O conselheiro Mário Guerreiro, que supervisiona o DMF/CNJ, destacou a gravidade do momento e afirmou que o órgão trabalha junto ao Poder Executivo para que os recursos do Fundo Penitenciário Nacional sejam utilizados para compra de equipamentos de proteção e de testes para as pessoas privadas de liberdade. “A ideia é alinhar as ações com os GMFs locais e, assim, trabalharmos juntos neste difícil período.”
Adesão
Além da decisão sobre o monitoramento, as reuniões com tribunais tiveram a apresentação das principais ações do CNJ no combate ao coronavírus no contexto de privação de liberdade, assim como detalhamento de levantamento nacional sobre aderência dos poderes públicos locais à Recomendação 62/2020. Entre os temas monitorados, estão a criação de comitês Covid-19, planos de contingência, procedimentos de saúde relativos à porta de entrada do sistema prisional, mudanças de procedimentos e fluxos como audiências e visitas e edição de normativas sobre destinação de penas pecuniárias.
Como explicou o juiz do DMF/CNJ, Antônio Tavares, o objetivo dos encontros, além de alinhar ações no âmbito nacional, foi apresentar boas práticas e manter diálogo para uma atuação significativa do Judiciário neste momento extraordinário e excepcional. “Vamos ter atuação mais forte e comprometida com ideal de proteção de direitos, observando as situações específicas da Covid-19 nos espaços de confinamento.”
As reuniões ocorreram com o apoio do programa Justiça Presente, parceria do CNJ com o Programa das Nações Unidas para o Desenvolvimento (PNUD) e Ministério da Justiça e Segurança Pública para solucionar problemas estruturais do sistema carcerário e do socioeducativo.

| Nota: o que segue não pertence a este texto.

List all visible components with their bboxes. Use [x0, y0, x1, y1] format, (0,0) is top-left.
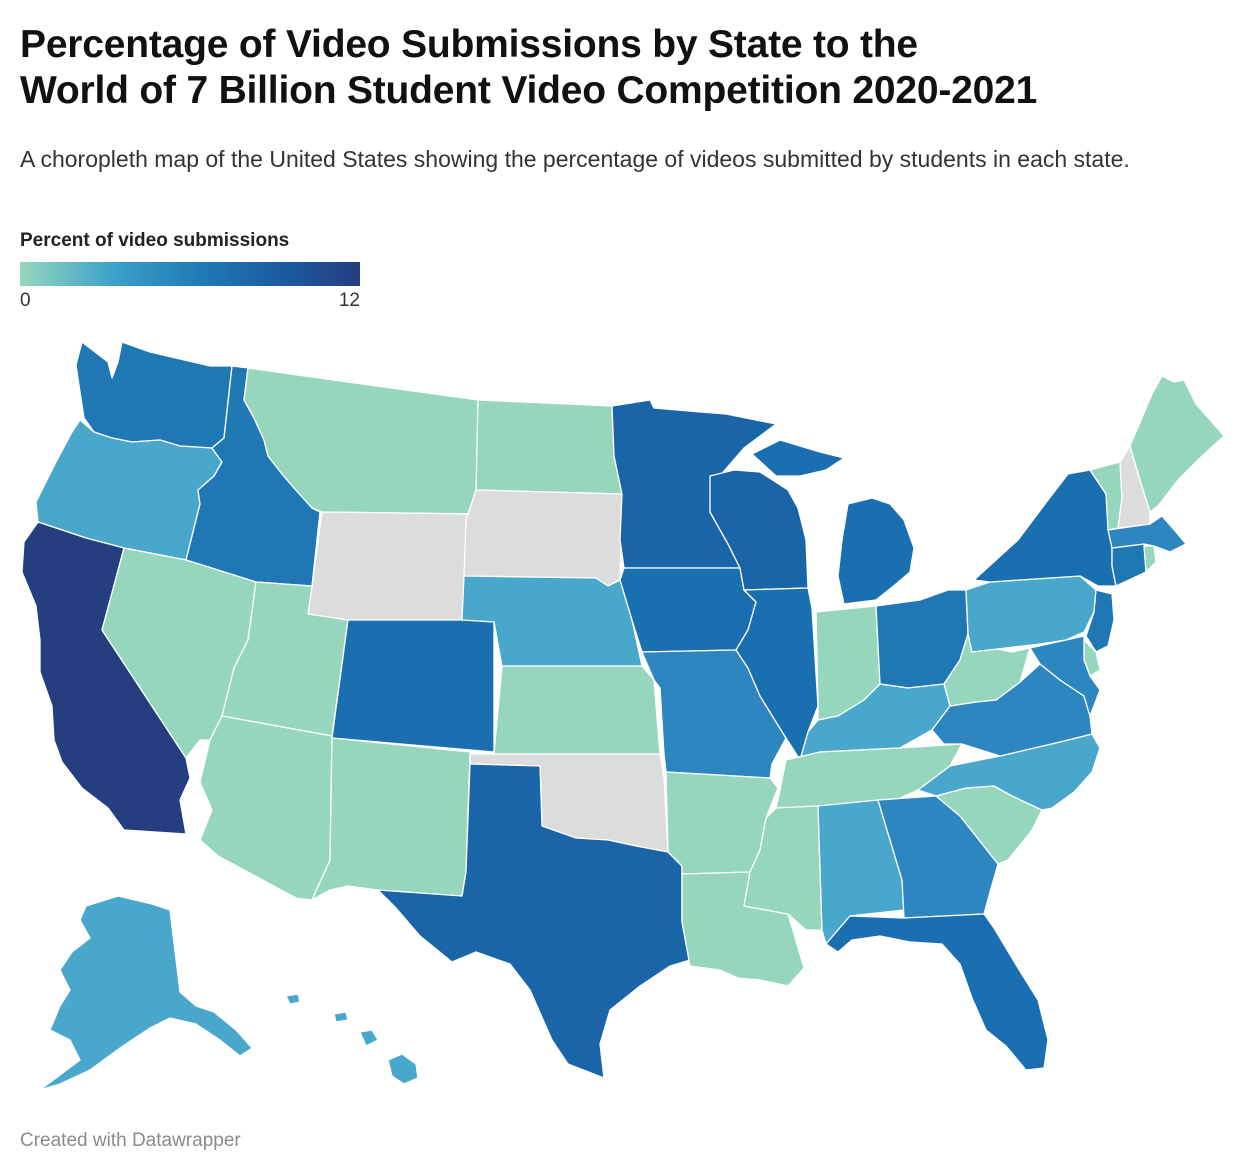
us-choropleth-map: [21, 341, 1225, 1091]
state-texas[interactable]: [377, 763, 691, 1079]
state-wyoming[interactable]: [307, 511, 477, 621]
state-maine[interactable]: [1129, 375, 1225, 513]
chart-subtitle: A choropleth map of the United States sh…: [20, 146, 1130, 172]
state-hawaii[interactable]: [285, 993, 419, 1085]
state-michigan[interactable]: [751, 439, 915, 605]
state-new-mexico[interactable]: [311, 737, 471, 901]
state-nebraska[interactable]: [461, 575, 643, 667]
state-iowa[interactable]: [619, 567, 757, 653]
state-south-dakota[interactable]: [463, 489, 623, 587]
chart-title-line-1: Percentage of Video Submissions by State…: [20, 23, 918, 66]
state-kansas[interactable]: [493, 665, 661, 755]
state-alaska[interactable]: [39, 895, 253, 1091]
color-legend: Percent of video submissions 0 12: [20, 228, 360, 314]
state-arizona[interactable]: [199, 715, 333, 901]
chart-title: Percentage of Video Submissions by State…: [20, 22, 1220, 114]
state-new-york[interactable]: [973, 469, 1117, 587]
legend-min-label: 0: [20, 290, 31, 311]
legend-max-label: 12: [338, 290, 360, 311]
state-connecticut[interactable]: [1111, 543, 1147, 587]
state-rhode-island[interactable]: [1143, 545, 1157, 573]
state-wisconsin[interactable]: [709, 469, 809, 591]
state-massachusetts[interactable]: [1107, 515, 1187, 553]
legend-labels: 0 12: [20, 290, 360, 314]
state-maryland[interactable]: [1029, 635, 1101, 717]
legend-title: Percent of video submissions: [20, 230, 290, 251]
state-west-virginia[interactable]: [943, 633, 1031, 707]
chart-title-line-2: World of 7 Billion Student Video Competi…: [20, 69, 1038, 112]
state-illinois[interactable]: [735, 587, 819, 761]
state-florida[interactable]: [825, 913, 1049, 1071]
state-washington[interactable]: [75, 341, 233, 449]
footer-credit: Created with Datawrapper: [20, 1130, 241, 1151]
legend-gradient-bar: [20, 262, 360, 286]
state-colorado[interactable]: [331, 619, 495, 753]
state-new-jersey[interactable]: [1085, 589, 1115, 653]
state-north-dakota[interactable]: [475, 399, 623, 495]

As ações em audiência de custódia contam com apoio técnico do Escritório das Nações Unidas sobre Drogas e Crime (UNODC). Nas reuniões regionais houve ainda participação da OMS/Opas (Organização Pan-Americana de Saúde) e do Alto Comissariado das Nações Unidas para os Direitos Humanos (ACNUDH). Os organismos internacionais elogiaram a normativa proposta pelo CNJ.
Normativas
No período entre 17 e 24 de março, foram publicados 203 normativas estaduais em todo o país referindo diretamente aos sistemas prisional e/ou socioeducativo, sendo 133 delas apenas pelo Poder Judiciário, além de 69 do Poder Executivo e um texto conjunto. Dos documentos publicados pelo Poder Judiciário, 72% citam nominalmente a Recomendação 62/2020, mostrando a força institucional da normativa para além das decisões individuais de juízes. Os artigos da Recomendação com maior aderência nas normativas estaduais tratam do fornecimento de equipamentos de proteção para agentes públicos (art. 9), separação de pessoas com sintomas e encaminhamento para rede de saúde (art. 10) e suspensão das audiências de custódia (art. 8).
Outras orientações da recomendação foram observadas pelos Tribunais, como reavaliação das prisões provisórias, suspensão do dever de apresentação periódica ao juízo e máxima excepcionalidade de novas ordens de prisão preventiva. Na execução penal foram adotadas medidas para concessão de saída antecipada, concessão de prisão domiciliar a quem esteja nos regimes aberto e semiaberto e colocação em prisão domiciliar das pessoas presas por dívida alimentícia.
No sistema socioeducativo, medidas adotadas a partir da Recomendação n. 62 foram aplicação preferencial de medidas socioeducativas em meio aberto e revisão de decisões que determinaram internação provisória (art. 2), reavaliação de medidas de internação e de semiliberdade e reavaliação de decisões sobre aplicação de internação-sanção (art. 3). O levantamento também identificou outras medidas não relacionadas à Recomendação 62, como suspensão de vistas e suspensão de processos ou prazos judiciais, suspensão de audiências e suspensão de julgamentos.